セッション3:ミャンマー問題が通信産業に与える影響

アチャリャUNI Apro地域書記長からミャンマーの労働者や労働組合を巡る状況とITUCや他のGUFと連携したUNI Aproの取組みについて報告を受けた後、2人の来賓が講演した。石橋参議院議員は、ミャンマー民主化を支援する議員連盟事務局長として日本政府や外務省への要請行動等の取組みについて報告し、通信規制問題に関してUNI Aproと引き続き連携していきたいと述べた。国際人権NGOヒューマンライツ・ウォッチのロバートソン氏は、軍による通信規制や取り締まりの状況と多国籍企業の対応について報告した。フランス・テレノール社は、通信監視の要請に最後まで抵抗していたが7月に事業を売却・撤退を表明。売却先企業の軍事政権との関係は不透明であり、人権の尊重を担保するため、労働組合の協力を要請した。春川KDDI労組委員長は、ミャンマーにおける事業の現状と現地で働く組合員や従業員の安全確保の取組みについて報告した。

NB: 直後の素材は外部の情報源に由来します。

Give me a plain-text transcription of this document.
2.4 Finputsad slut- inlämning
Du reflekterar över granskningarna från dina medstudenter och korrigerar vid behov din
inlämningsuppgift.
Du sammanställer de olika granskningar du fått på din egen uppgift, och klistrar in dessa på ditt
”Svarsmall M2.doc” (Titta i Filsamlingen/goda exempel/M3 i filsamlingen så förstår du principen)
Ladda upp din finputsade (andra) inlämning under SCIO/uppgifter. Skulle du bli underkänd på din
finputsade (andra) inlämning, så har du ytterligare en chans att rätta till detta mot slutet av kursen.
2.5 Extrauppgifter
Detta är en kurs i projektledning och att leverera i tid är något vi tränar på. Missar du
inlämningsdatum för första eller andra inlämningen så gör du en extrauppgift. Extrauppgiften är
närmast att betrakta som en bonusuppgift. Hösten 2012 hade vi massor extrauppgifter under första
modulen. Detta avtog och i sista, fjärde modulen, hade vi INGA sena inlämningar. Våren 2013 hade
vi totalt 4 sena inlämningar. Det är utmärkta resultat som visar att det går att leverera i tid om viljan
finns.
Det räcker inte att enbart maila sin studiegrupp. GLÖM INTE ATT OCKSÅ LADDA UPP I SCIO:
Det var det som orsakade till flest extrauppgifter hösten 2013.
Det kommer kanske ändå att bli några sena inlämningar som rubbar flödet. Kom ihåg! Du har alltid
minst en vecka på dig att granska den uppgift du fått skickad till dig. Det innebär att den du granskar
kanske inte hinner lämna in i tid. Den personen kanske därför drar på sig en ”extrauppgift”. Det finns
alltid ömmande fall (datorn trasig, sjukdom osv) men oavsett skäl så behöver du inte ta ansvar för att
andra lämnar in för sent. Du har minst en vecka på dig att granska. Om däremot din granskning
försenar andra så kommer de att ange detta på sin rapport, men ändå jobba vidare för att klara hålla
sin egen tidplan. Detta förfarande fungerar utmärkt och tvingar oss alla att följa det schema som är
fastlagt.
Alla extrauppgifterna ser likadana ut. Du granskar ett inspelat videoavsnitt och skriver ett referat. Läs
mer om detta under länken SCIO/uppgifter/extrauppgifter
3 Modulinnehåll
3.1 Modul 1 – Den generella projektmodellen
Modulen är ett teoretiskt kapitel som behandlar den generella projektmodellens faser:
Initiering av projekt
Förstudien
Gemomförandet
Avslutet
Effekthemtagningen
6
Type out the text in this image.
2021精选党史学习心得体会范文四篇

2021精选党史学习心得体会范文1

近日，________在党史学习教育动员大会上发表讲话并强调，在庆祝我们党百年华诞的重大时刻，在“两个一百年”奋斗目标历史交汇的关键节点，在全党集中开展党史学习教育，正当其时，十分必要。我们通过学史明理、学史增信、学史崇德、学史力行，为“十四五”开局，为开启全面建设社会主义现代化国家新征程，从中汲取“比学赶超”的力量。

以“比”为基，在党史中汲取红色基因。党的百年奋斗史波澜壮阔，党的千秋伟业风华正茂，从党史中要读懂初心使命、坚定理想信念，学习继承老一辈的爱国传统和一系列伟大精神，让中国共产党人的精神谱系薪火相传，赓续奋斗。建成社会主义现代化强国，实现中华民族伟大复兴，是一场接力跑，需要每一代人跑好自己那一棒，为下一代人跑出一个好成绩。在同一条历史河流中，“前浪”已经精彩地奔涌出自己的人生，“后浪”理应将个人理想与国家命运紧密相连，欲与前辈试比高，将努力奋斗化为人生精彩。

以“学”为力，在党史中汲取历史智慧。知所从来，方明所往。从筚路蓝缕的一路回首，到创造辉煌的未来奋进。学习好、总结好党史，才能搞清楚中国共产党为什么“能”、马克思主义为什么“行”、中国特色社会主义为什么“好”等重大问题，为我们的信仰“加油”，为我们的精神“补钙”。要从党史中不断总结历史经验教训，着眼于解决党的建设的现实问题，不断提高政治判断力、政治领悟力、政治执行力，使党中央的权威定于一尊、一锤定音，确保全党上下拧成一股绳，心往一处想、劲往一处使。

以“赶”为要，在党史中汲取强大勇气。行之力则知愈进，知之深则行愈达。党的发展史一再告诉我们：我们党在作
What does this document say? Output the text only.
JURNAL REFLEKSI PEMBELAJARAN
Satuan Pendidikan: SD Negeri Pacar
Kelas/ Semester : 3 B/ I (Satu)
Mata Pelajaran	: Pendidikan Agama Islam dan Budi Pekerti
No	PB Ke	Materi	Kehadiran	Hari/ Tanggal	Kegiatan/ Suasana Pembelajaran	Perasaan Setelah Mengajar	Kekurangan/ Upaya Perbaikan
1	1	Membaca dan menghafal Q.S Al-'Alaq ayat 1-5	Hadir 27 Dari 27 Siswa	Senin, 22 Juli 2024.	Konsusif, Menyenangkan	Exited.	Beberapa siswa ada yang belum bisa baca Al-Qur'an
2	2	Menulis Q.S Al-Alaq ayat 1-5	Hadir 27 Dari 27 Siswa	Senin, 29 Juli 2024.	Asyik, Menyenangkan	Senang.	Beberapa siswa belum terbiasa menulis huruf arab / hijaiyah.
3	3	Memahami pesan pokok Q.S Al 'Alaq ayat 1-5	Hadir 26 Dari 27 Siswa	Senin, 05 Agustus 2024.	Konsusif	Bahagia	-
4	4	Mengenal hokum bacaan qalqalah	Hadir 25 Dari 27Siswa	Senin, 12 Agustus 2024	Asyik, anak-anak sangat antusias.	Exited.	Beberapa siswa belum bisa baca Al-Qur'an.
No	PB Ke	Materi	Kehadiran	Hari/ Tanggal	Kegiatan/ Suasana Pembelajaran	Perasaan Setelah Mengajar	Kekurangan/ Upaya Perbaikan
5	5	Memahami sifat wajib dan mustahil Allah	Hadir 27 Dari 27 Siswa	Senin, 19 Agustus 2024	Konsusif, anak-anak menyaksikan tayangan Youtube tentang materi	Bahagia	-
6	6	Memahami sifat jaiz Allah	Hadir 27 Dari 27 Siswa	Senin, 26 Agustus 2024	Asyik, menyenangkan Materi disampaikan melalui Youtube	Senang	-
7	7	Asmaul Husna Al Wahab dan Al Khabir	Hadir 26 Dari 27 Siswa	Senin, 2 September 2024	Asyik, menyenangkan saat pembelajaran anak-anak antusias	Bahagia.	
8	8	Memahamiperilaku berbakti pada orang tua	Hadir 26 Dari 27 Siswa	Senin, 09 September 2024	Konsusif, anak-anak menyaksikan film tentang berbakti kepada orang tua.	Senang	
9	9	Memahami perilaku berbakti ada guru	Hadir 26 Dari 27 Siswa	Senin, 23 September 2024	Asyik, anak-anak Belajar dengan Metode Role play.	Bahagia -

セッション4:デジタル時代のICTS労働者の組織化と代表制

鈴木NTT労組委員長は、NTT労組のオンライン組織化の取組み事例と課題について報告した。新入社員研修に合わせ対面一括で行っていた加入説明会をオンラインで1年に渡り断続的に実施した結果、100%の組織化を達成した。ズームの技術的な運用面の改善と加入拒否者への対応が課題である。台湾CTWUのリウ代議員は、競争が激化する中業績が低迷しており、コストカットの名の下に、教育研修の機会が減っていると報告した。シンガポールUTESのシン代議員は、ナショナルセンターNTUCと連携し、デジタル化による変化に対応できるよう最新の技能研修を労働者に提供していると報告した。パキスタンAPNEUのカン代議員は、2021年6月に協約を締結し、勤続3年の契約社員の正規化などに成功したものの、強制的な配置転換等の組合に対する嫌がらせが続いており、苦しい状況だと訴えた。